History Project Sheds Light on New York Blackout

Posted: September 8, 2003 at 1:00 am, Last Updated: November 30, -0001 at 12:00 am

By Tara Laskowski

When the lights went out a few weeks ago, the Center for History and New Media (CHNM) at George Mason was ready. Within an hour of the blackout that affected parts of Canada and the U.S. Northeast and Midwest, the center had set up a new survey to record personal accounts of the power failure on its Blackout History Project web site. Since then, the site has been recording people’s stories and reactions to the biggest power failure in years, thus ensuring that the information is preserved.

“Our primary goal right now is to collect information for future historians,” says Tom Scheinfeldt, who manages the Blackout History Project with Dan Cohen, visiting assistant professor of history and art history. “In this age, the new role for historians is to react to news and try to save as much of it as we can while it is happening.”

The Blackout History Project began in 1998 with the help of a grant from the Sloan Foundation.
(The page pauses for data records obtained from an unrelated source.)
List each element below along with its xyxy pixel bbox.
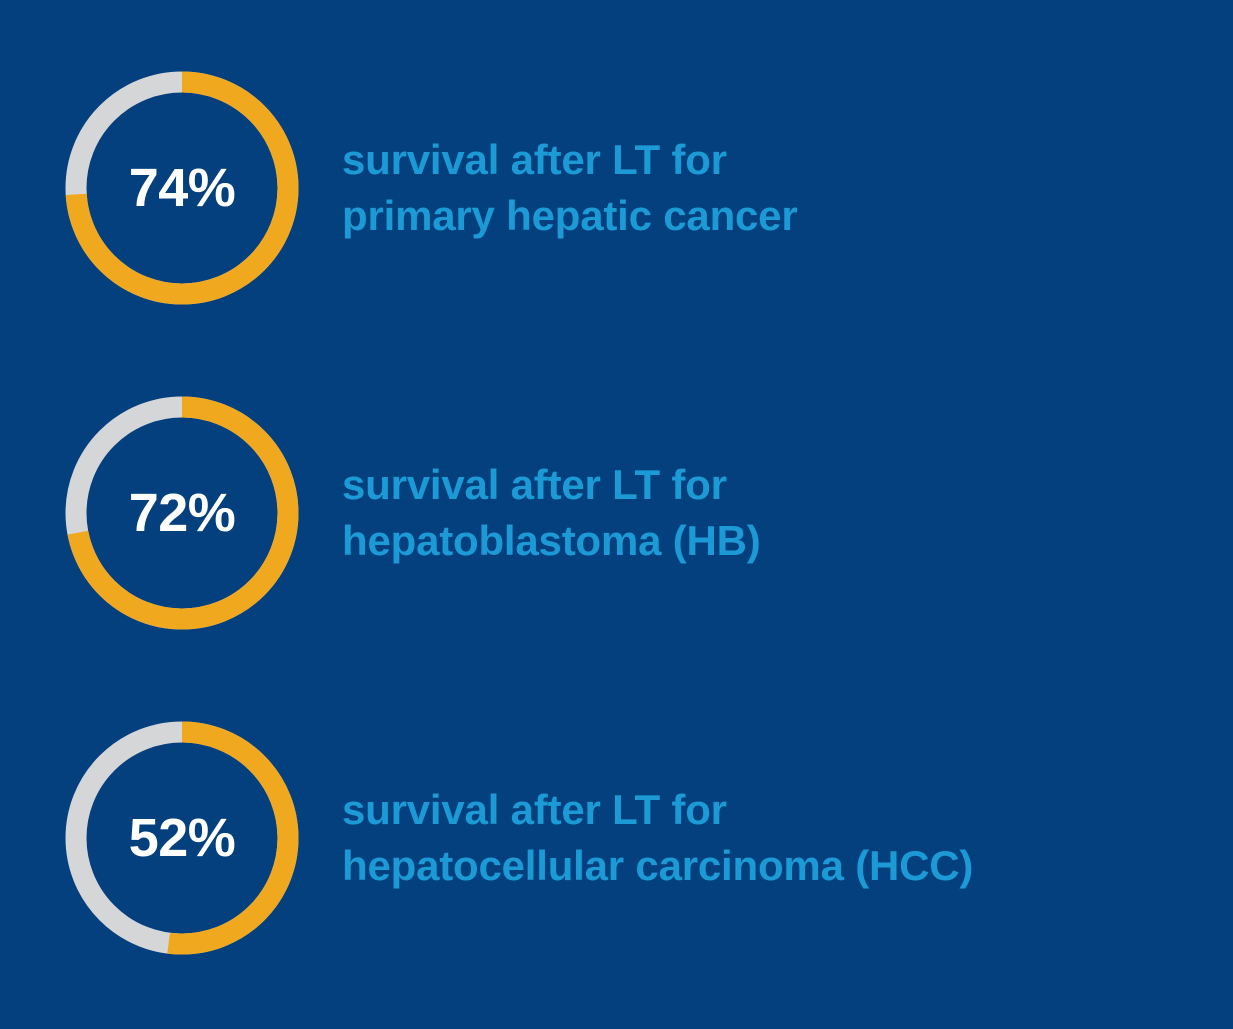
donut-percent-value: 52%: [56, 712, 308, 964]
stat-row: 52% survival after LT for hepatocellular…: [0, 712, 1233, 964]
infographic-root: 74% survival after LT for primary hepati…: [0, 0, 1233, 1029]
stat-row: 74% survival after LT for primary hepati…: [0, 62, 1233, 314]
stat-row: 72% survival after LT for hepatoblastoma…: [0, 387, 1233, 639]
donut-chart-primary-hepatic-cancer: 74%: [56, 62, 308, 314]
donut-chart-hepatoblastoma: 72%: [56, 387, 308, 639]
donut-percent-value: 74%: [56, 62, 308, 314]
stat-label: survival after LT for hepatocellular car…: [342, 782, 973, 895]
stat-label: survival after LT for primary hepatic ca…: [342, 132, 798, 245]
stat-label: survival after LT for hepatoblastoma (HB…: [342, 457, 761, 570]
donut-chart-hepatocellular-carcinoma: 52%: [56, 712, 308, 964]
donut-percent-value: 72%: [56, 387, 308, 639]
The project, headed by Jim Sparrow, visiting instructor of history and art history, was designed to collect oral histories of two major power failures that struck New York City and its surrounding areas: the Great Northeast Blackout of 1965 and the New York Blackout of 1977. A few hundred accounts were collected, along with an extensive timeline, academic essays, and interviews of workers and professionals involved with the power failure.

With the most recent blackout, the center’s Blackout History Project has been recharged. Contributors from around the world have already recorded more than 150 personal accounts and thoughts about the blackouts, and the site is still accepting contributions. Media outlets such as National Public Radio, Fox News, ABC News, USA Today, and the BBC have carried stories on the project, giving the web site even more national attention. The archive will eventually be placed in the Special Collections and Archives of the George Mason University Libraries.

“The project is very exciting for historians because we are collecting data as the events are happening,” says Scheinfeldt. “Future historians will be able to read personal accounts from people who told their stories within minutes or days of the event, which creates a more accurate archive and preserves the stories for future generations.”

CHNM’s other projects have also garnered national and international attention. In 2000, another grant from the Sloan Foundation allowed the managers of the Blackout History Project to expand their work to include the Exploring and Collecting History Online (ECHO) project. Through this project, CHNM managers developed low-cost and easy-to-operate software tools that allow them to quickly develop surveys that collect oral histories and digital items. These efforts allowed the historians to create the September 11 Digital Archive, which was recently acquired by the Library of Congress for its special collections. Through ECHO, CHNM professors also created a web site on the day of the Columbia Space Shuttle tragedy, collecting and preserving personal accounts from people all over the country.